Capturing bioluminescence in person and on camera was high on the bucket list of Newcastle photographer David Diehm.

This phenomenon, which causes a neon-blue glow in the ocean, has fascinated David for years.

He took this photo last month, having read a Facebook post about bioluminescence being spotted at Caves Beach.

"I then went on the hunt," he said.

As well as knowing it was around, seeing the electric-blue light came down to luck - being in the right place at the right time.

"It's just incredible to witness in person. I have seen many videos and pictures, but to see these waves light up a neon blue out of the darkness is very surreal," he said.

He saw the phenomenon between Caves Beach and Spoon Rocks.

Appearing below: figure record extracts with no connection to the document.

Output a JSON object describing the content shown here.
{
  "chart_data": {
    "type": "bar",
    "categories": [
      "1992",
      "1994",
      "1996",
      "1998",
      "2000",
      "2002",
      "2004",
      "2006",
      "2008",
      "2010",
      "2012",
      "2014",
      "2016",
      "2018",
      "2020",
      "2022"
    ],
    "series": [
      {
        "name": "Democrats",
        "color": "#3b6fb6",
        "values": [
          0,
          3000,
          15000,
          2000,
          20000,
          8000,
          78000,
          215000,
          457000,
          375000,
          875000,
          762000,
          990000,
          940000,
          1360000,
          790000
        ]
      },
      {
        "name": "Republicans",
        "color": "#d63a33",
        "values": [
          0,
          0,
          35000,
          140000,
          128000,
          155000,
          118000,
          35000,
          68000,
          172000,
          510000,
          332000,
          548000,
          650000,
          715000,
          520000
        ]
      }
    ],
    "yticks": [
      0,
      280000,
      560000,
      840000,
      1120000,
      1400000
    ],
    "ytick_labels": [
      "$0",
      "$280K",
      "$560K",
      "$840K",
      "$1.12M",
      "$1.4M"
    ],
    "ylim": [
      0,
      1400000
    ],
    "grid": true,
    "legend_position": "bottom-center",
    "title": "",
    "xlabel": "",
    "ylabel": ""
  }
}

Before then, he hadn't heard of bioluminescence occurring in the Hunter and "certainly not regularly".

After he saw it, he went back the next night and it was gone.

Around the same time, there were numerous sightings on Sydney and Central Coast beaches, too.

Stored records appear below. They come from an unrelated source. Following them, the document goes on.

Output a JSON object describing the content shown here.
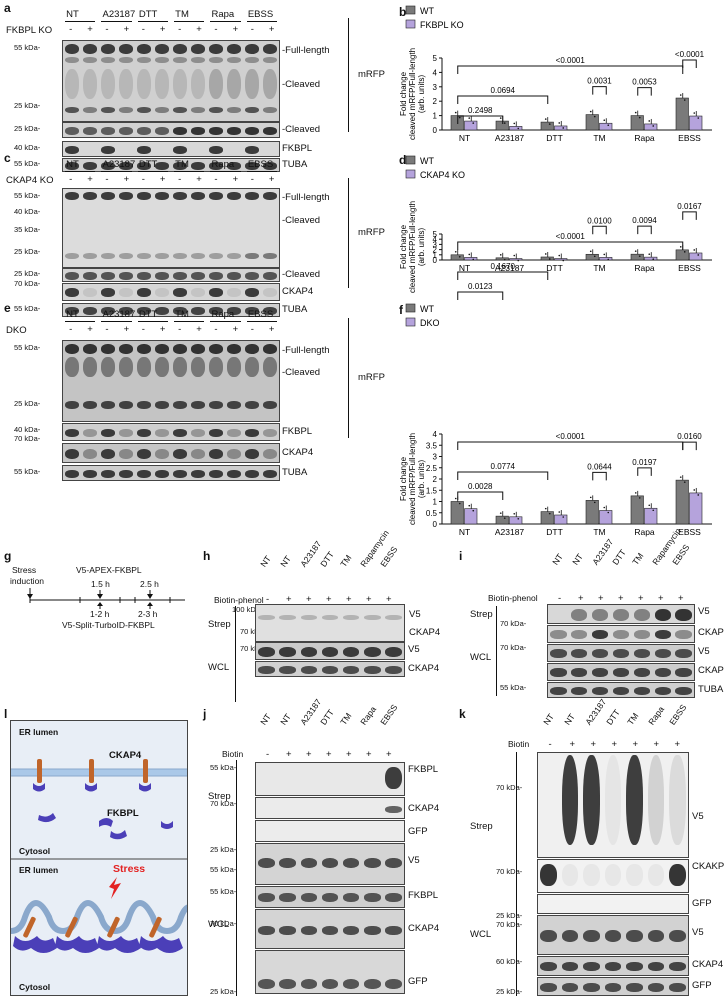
{
  "panels": {
    "a": "a",
    "b": "b",
    "c": "c",
    "d": "d",
    "e": "e",
    "f": "f",
    "g": "g",
    "h": "h",
    "i": "i",
    "j": "j",
    "k": "k",
    "l": "l"
  },
  "treatments": [
    "NT",
    "A23187",
    "DTT",
    "TM",
    "Rapa",
    "EBSS"
  ],
  "pm": [
    "-",
    "+"
  ],
  "mw": {
    "k55": "55 kDa-",
    "k40": "40 kDa-",
    "k35": "35 kDa-",
    "k25": "25 kDa-",
    "k70": "70 kDa-",
    "k100": "100 kDa-",
    "k60": "60 kDa-"
  },
  "labels": {
    "full": "-Full-length",
    "cleaved": "-Cleaved",
    "mrfp": "mRFP",
    "fkbpl": "FKBPL",
    "tuba": "TUBA",
    "ckap4": "CKAP4",
    "v5": "V5",
    "gfp": "GFP",
    "ckakp4": "CKAKP4",
    "strep": "Strep",
    "wcl": "WCL",
    "biotin_phenol": "Biotin-phenol",
    "biotin": "Biotin",
    "fkbpl_ko": "FKBPL KO",
    "ckap4_ko": "CKAP4 KO",
    "dko": "DKO",
    "wt": "WT"
  },
  "ylabel": [
    "Fold change",
    "cleaved mRFP/Full-length",
    "(arb. units)"
  ],
  "xcats": [
    "NT",
    "A23187",
    "DTT",
    "TM",
    "Rapa",
    "EBSS"
  ],
  "g": {
    "stress": "Stress",
    "induction": "induction",
    "apex": "V5-APEX-FKBPL",
    "t1": "1.5 h",
    "t2": "2.5 h",
    "r1": "1-2 h",
    "r2": "2-3 h",
    "turbo": "V5-Split-TurboID-FKBPL"
  },
  "h_lanes": [
    "NT",
    "NT",
    "A23187",
    "DTT",
    "TM",
    "Rapamycin",
    "EBSS"
  ],
  "h_pm": [
    "-",
    "+",
    "+",
    "+",
    "+",
    "+",
    "+"
  ],
  "j_lanes": [
    "NT",
    "NT",
    "A23187",
    "DTT",
    "TM",
    "Rapa",
    "EBSS"
  ],
  "l": {
    "er": "ER lumen",
    "ckap4": "CKAP4",
    "fkbpl": "FKBPL",
    "cytosol": "Cytosol",
    "stress": "Stress"
  },
  "chart_data": [
    {
      "type": "bar",
      "panel": "b",
      "categories": [
        "NT",
        "A23187",
        "DTT",
        "TM",
        "Rapa",
        "EBSS"
      ],
      "series": [
        {
          "name": "WT",
          "values": [
            1.0,
            0.62,
            0.55,
            1.07,
            1.0,
            2.22
          ],
          "color": "#7a7a7a"
        },
        {
          "name": "FKBPL KO",
          "values": [
            0.62,
            0.25,
            0.28,
            0.47,
            0.42,
            0.97
          ],
          "color": "#b5a3dc"
        }
      ],
      "ylabel": "Fold change cleaved mRFP/Full-length (arb. units)",
      "ylim": [
        0,
        5
      ],
      "yticks": [
        0,
        1,
        2,
        3,
        4,
        5
      ],
      "annotations": [
        {
          "text": "0.2498",
          "from": 0,
          "to": 1
        },
        {
          "text": "0.0694",
          "from": 0,
          "to": 2
        },
        {
          "text": "0.0031",
          "from": 3,
          "to": 3
        },
        {
          "text": "0.0053",
          "from": 4,
          "to": 4
        },
        {
          "text": "<0.0001",
          "from": 5,
          "to": 5
        },
        {
          "text": "<0.0001",
          "from": 0,
          "to": 5
        }
      ]
    },
    {
      "type": "bar",
      "panel": "d",
      "categories": [
        "NT",
        "A23187",
        "DTT",
        "TM",
        "Rapa",
        "EBSS"
      ],
      "series": [
        {
          "name": "WT",
          "values": [
            1.0,
            0.42,
            0.58,
            1.1,
            1.12,
            1.95
          ],
          "color": "#7a7a7a"
        },
        {
          "name": "CKAP4 KO",
          "values": [
            0.5,
            0.28,
            0.28,
            0.5,
            0.55,
            1.35
          ],
          "color": "#b5a3dc"
        }
      ],
      "ylabel": "Fold change cleaved mRFP/Full-length (arb. units)",
      "ylim": [
        0,
        5
      ],
      "yticks": [
        0,
        1,
        2,
        3,
        4,
        5
      ],
      "annotations": [
        {
          "text": "0.0123",
          "from": 0,
          "to": 1
        },
        {
          "text": "0.1670",
          "from": 0,
          "to": 2
        },
        {
          "text": "0.0100",
          "from": 3,
          "to": 3
        },
        {
          "text": "0.0094",
          "from": 4,
          "to": 4
        },
        {
          "text": "0.0167",
          "from": 5,
          "to": 5
        },
        {
          "text": "<0.0001",
          "from": 0,
          "to": 5
        }
      ]
    },
    {
      "type": "bar",
      "panel": "f",
      "categories": [
        "NT",
        "A23187",
        "DTT",
        "TM",
        "Rapa",
        "EBSS"
      ],
      "series": [
        {
          "name": "WT",
          "values": [
            1.0,
            0.35,
            0.55,
            1.05,
            1.25,
            1.95
          ],
          "color": "#7a7a7a"
        },
        {
          "name": "DKO",
          "values": [
            0.68,
            0.32,
            0.4,
            0.6,
            0.7,
            1.38
          ],
          "color": "#b5a3dc"
        }
      ],
      "ylabel": "Fold change cleaved mRFP/Full-length (arb. units)",
      "ylim": [
        0,
        4
      ],
      "yticks": [
        0,
        0.5,
        1.0,
        1.5,
        2.0,
        2.5,
        3.0,
        3.5,
        4.0
      ],
      "annotations": [
        {
          "text": "0.0028",
          "from": 0,
          "to": 1
        },
        {
          "text": "0.0774",
          "from": 0,
          "to": 2
        },
        {
          "text": "0.0644",
          "from": 3,
          "to": 3
        },
        {
          "text": "0.0197",
          "from": 4,
          "to": 4
        },
        {
          "text": "0.0160",
          "from": 5,
          "to": 5
        },
        {
          "text": "<0.0001",
          "from": 0,
          "to": 5
        }
      ]
    }
  ]
}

"From what I have read and understand, the bioluminescent bloom is algae (noctiluca scintillans) which floats on water."

Noctiluca means "light, light at night" and scintillans means "shining, throwing out flashes of light".

David said wind and currents move the blooms around.

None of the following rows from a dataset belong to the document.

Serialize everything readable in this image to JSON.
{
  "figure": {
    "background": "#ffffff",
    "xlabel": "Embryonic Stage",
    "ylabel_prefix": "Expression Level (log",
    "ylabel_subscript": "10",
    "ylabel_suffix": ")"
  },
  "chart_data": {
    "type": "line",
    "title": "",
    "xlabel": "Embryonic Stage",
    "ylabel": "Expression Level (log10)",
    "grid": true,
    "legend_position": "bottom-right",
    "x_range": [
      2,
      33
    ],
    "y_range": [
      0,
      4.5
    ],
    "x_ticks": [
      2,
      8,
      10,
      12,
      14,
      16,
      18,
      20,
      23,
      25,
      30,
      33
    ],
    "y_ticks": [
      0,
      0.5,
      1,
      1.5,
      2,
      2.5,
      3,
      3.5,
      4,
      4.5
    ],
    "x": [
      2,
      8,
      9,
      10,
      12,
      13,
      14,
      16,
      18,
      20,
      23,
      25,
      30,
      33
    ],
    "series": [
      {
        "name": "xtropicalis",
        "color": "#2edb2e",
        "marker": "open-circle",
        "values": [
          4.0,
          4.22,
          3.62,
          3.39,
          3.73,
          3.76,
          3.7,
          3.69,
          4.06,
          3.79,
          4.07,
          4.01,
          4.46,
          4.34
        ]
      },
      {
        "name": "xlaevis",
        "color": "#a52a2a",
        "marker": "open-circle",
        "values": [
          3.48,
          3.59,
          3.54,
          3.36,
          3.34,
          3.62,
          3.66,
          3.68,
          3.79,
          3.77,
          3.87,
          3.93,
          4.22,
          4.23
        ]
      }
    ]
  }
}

"Under persistent winds, usually an easterly or north easterly - depending on the beach direction - it will be blown in towards shore," he said.

"The algae obtains its energy from the sunshine. When it is agitated or disturbed by wave action, it lights up a neon blue."

Bioluminescence was once considered a mysterious phenomenon that sailors and coastal residents dubbed "sea fire" and "sea twinkle".

It involves the transformation of chemical energy into light energy. The reaction occurs between luciferase and luciferin [sounds devilish]. The luciferin emits photons.

Marine creatures like some fish, squid and tiny crustaceans also produce bioluminescence to confuse predators and attract prey and potential mates.

While the electric-blue algal blooms are beautiful, they can also be toxic. They cause "red tides" in the day.

They're caused by dinoflagellates [phytoplankton] multiplying. Nutrients must be present in the ocean for this growth to occur. This can be caused by pollution from sewage and agricultural runoff.

So all that blue beauty could actually be caused by pollution. That's enough to give us the blues.

Slip and Slide

Fun on the grass.

A bunch of kids on the hill weren't too worried about watching the end of the Jets-Mariners match on Sunday.

In the closing moments of the game in the pouring rain, the kids played slip and slide [as you can see from this photo].